Hierarchical Rectangle Packing Solved by Multi-Level Recursive Logic-based Benders Decomposition

TL;DR

This paper addresses the complex hierarchical rectangle packing problem with recursive structures, proposing a novel multi-level Benders Decomposition heuristic that improves solution quality and scalability over existing methods.

Contribution

It introduces a new multi-level Logic-based Benders Decomposition approach for hierarchical packing, enhancing solution efficiency and automating constraint refinement.

Findings

Outperforms monolithic formulations in solution quality.

Scales efficiently to instances with multiple hierarchy levels.

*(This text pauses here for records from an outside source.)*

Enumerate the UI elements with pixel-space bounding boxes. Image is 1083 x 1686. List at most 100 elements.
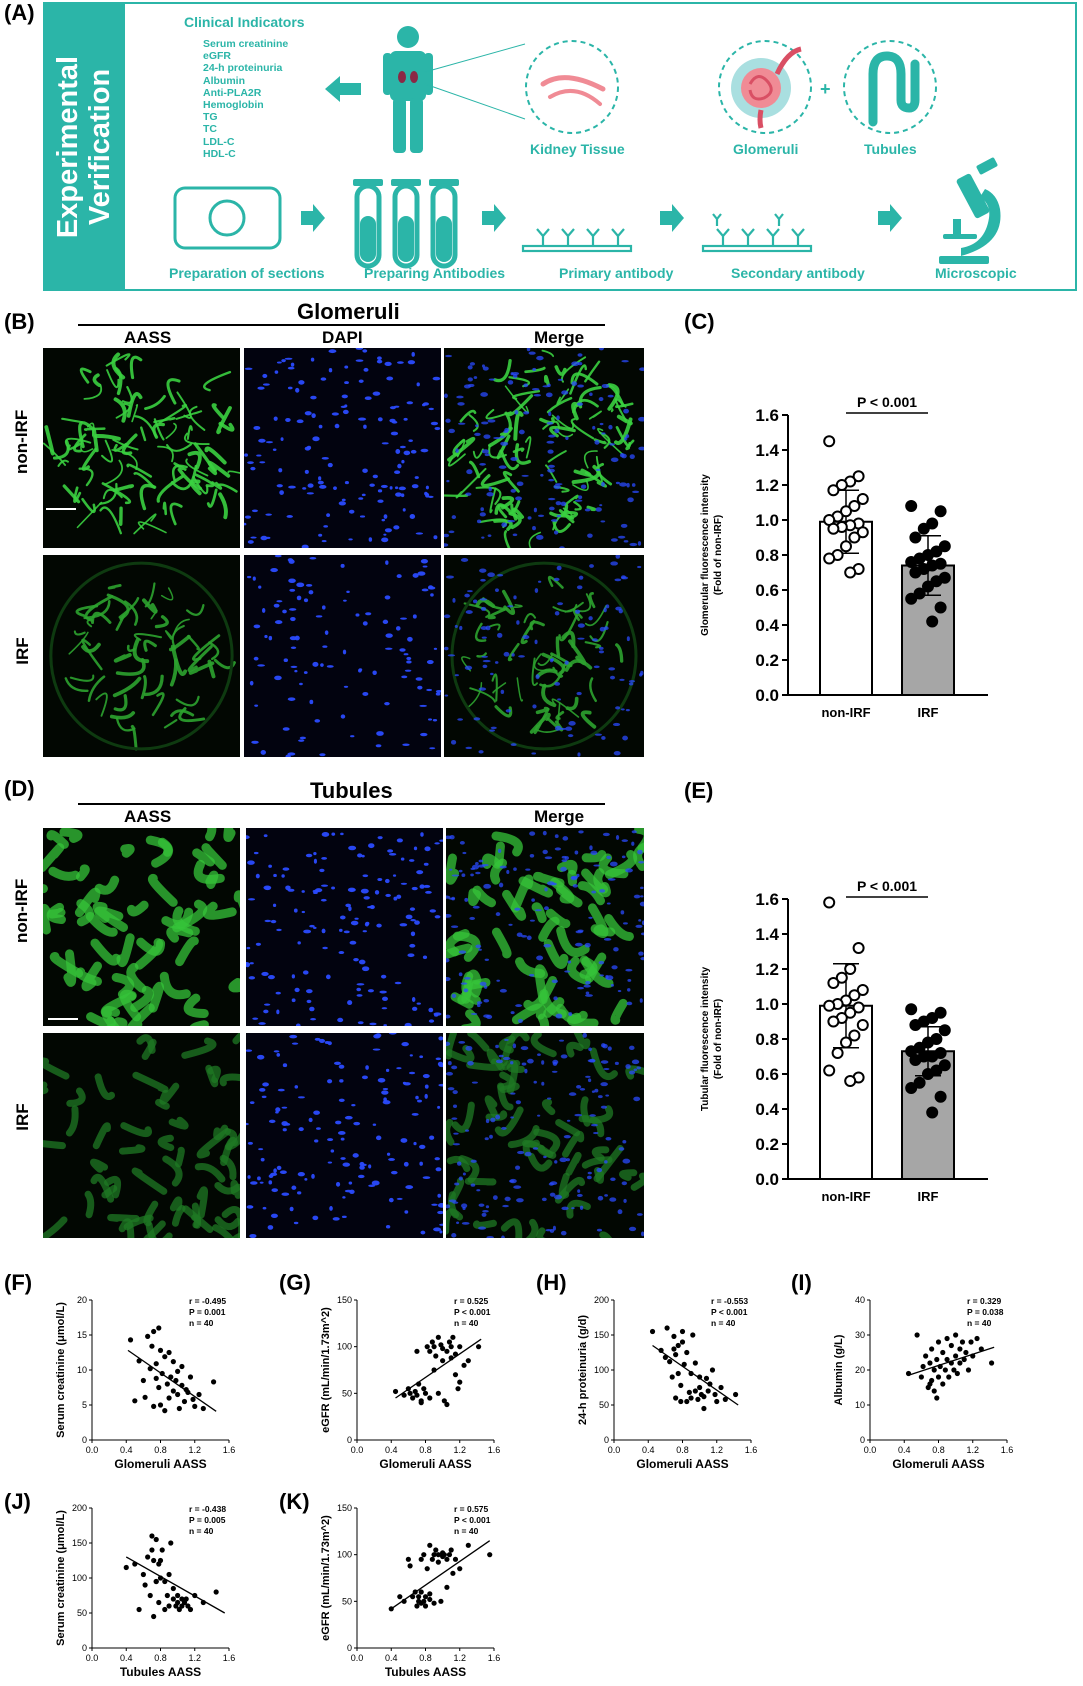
y-tick-label: 200 — [72, 1503, 87, 1513]
data-point — [934, 601, 947, 614]
y-tick-label: 1.4 — [755, 441, 779, 460]
data-point — [848, 500, 861, 512]
micrograph-tubules-aass-non-irf — [43, 828, 240, 1026]
data-point — [142, 1394, 148, 1400]
data-point — [844, 963, 857, 975]
data-point — [673, 1352, 679, 1358]
y-tick-label: 0.4 — [755, 616, 779, 635]
micrograph-tubules-merge-irf — [446, 1033, 644, 1238]
data-point — [166, 1603, 172, 1609]
x-tick-label: 1.2 — [966, 1445, 979, 1455]
data-point — [856, 526, 869, 539]
data-point — [431, 1600, 437, 1606]
y-tick-label: 15 — [77, 1330, 87, 1340]
y-axis-label: Tubular fluorescence intensity (Fold of n… — [700, 966, 724, 1111]
data-point — [905, 556, 918, 568]
x-tick-label: 0.8 — [676, 1445, 689, 1455]
data-point — [965, 1367, 972, 1373]
y-tick-label: 0 — [347, 1643, 352, 1653]
data-point — [923, 1353, 929, 1359]
data-point — [848, 989, 861, 1002]
data-point — [690, 1332, 696, 1338]
regression-line — [125, 1556, 226, 1614]
data-point — [151, 1613, 157, 1620]
chart-j-scatter: 0 50 100 150 200 0.0 0.4 0.8 1.2 1.6 Tubules AASS S… — [55, 1503, 235, 1679]
test-tubes-icon — [353, 179, 459, 269]
data-point — [410, 1395, 416, 1401]
data-point — [827, 522, 840, 535]
stat-label: P = 0.005 — [189, 1515, 226, 1525]
glomeruli-label: Glomeruli — [733, 141, 799, 157]
data-point — [688, 1395, 694, 1401]
data-point — [649, 1328, 656, 1335]
row-label-irf: IRF — [13, 1103, 32, 1131]
stat-label: r = -0.438 — [189, 1504, 226, 1514]
data-point — [931, 1388, 937, 1394]
data-point — [675, 1370, 681, 1377]
data-point — [701, 1405, 707, 1412]
data-point — [692, 1360, 698, 1366]
data-point — [848, 531, 861, 544]
data-point — [170, 1596, 176, 1602]
data-point — [461, 1362, 467, 1368]
y-axis-label: eGFR (mL/min/1.73m^2) — [320, 1307, 332, 1433]
data-point — [905, 1003, 918, 1016]
data-point — [164, 1592, 170, 1599]
data-point — [132, 1398, 138, 1404]
y-tick-label: 150 — [337, 1295, 352, 1305]
data-point — [149, 1547, 155, 1553]
column-title-merge: Merge — [534, 807, 585, 826]
stat-label: n = 40 — [189, 1526, 214, 1536]
arrow-right-icon — [660, 204, 684, 232]
data-point — [455, 1386, 461, 1392]
stat-label: r = 0.575 — [454, 1504, 489, 1514]
y-tick-label: 0.2 — [755, 1135, 779, 1154]
data-point — [422, 1603, 429, 1609]
data-point — [427, 1591, 433, 1597]
panel-a-side-title: Experimental Verification — [52, 55, 116, 237]
column-title-dapi: DAPI — [322, 328, 363, 347]
panel-b-title-rule — [78, 324, 605, 326]
panel-label-k: (K) — [279, 1489, 310, 1514]
y-tick-label: 50 — [599, 1400, 609, 1410]
data-point — [852, 942, 865, 954]
y-axis-label: eGFR (mL/min/1.73m^2) — [320, 1515, 332, 1641]
x-axis-label: Tubules AASS — [120, 1665, 201, 1679]
data-point — [942, 1367, 948, 1373]
data-point — [441, 1552, 447, 1558]
x-tick-label: 0.0 — [351, 1653, 364, 1663]
data-point — [669, 1374, 675, 1380]
data-point — [957, 1360, 963, 1366]
x-tick-label: 0.4 — [120, 1653, 133, 1663]
data-point — [446, 1339, 453, 1345]
x-tick-label: 0.8 — [419, 1653, 432, 1663]
data-point — [961, 1356, 967, 1363]
side-title-line1: Experimental — [52, 55, 85, 238]
data-point — [927, 1360, 933, 1366]
x-tick-label: 0.0 — [608, 1445, 621, 1455]
data-point — [856, 984, 869, 996]
data-point — [671, 1346, 677, 1352]
data-point — [844, 1006, 857, 1019]
data-point — [153, 1536, 159, 1543]
chart-f-scatter: 0 5 10 15 20 0.0 0.4 0.8 1.2 1.6 Glomeruli AASS Ser… — [55, 1295, 235, 1471]
data-point — [173, 1377, 179, 1384]
data-point — [688, 1370, 694, 1377]
data-point — [963, 1349, 969, 1356]
data-point — [418, 1589, 424, 1595]
stat-label: n = 40 — [454, 1526, 479, 1536]
data-point — [159, 1547, 165, 1553]
data-point — [840, 505, 852, 518]
x-axis-label: Glomeruli AASS — [636, 1457, 728, 1471]
regression-line — [395, 1338, 482, 1399]
data-point — [827, 1015, 840, 1028]
data-point — [149, 1343, 155, 1349]
regression-line — [127, 1349, 217, 1412]
y-axis-label: Glomerular fluorescence intensity (Fold o… — [700, 474, 724, 636]
data-point — [929, 1346, 935, 1352]
column-title-aass: AASS — [124, 807, 172, 826]
data-point — [142, 1582, 148, 1588]
data-point — [684, 1349, 690, 1356]
data-point — [123, 1564, 129, 1571]
panel-a-illustration: + — [173, 26, 1001, 269]
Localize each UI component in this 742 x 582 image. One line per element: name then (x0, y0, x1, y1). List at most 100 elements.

Reduces manual parameter tuning through dynamic constraint refinement.

Abstract

We study the two-dimensional hierarchical rectangle packing problem, motivated by applications in analog integrated circuit layout, facility layout, and logistics. Unlike classical strip or bin packing, the dimensions of the container are not fixed, and the packing is inherently hierarchical: each item is either a rectangle or a block occurrence, whose dimensions are a solution of another packing problem. This recursive structure reflects real-world scenarios in which components, boxes, or modules must be packed within higher-level containers. We formally define the problem and propose exact formulations in Mixed-Integer Linear Programming and Constraint Programming. Given the computational difficulty of solving complex packing instances directly, we propose decomposition heuristics. First, we implement an existing Bottom-Up baseline method that solves subblocks before combining them at higher levels. Building upon this, we introduce a novel multilevel Logic-based Benders Decomposition method. This heuristic method dynamically refines block dimension constraints, eliminating the need for manual selection of candidate widths or aspect ratios. Experiments on synthetic instances with up to seven hierarchy levels, 80 items per block, and limited computation time show that the proposed decomposition significantly outperforms both monolithic formulations and the Bottom-Up method in terms of solution quality and scalability.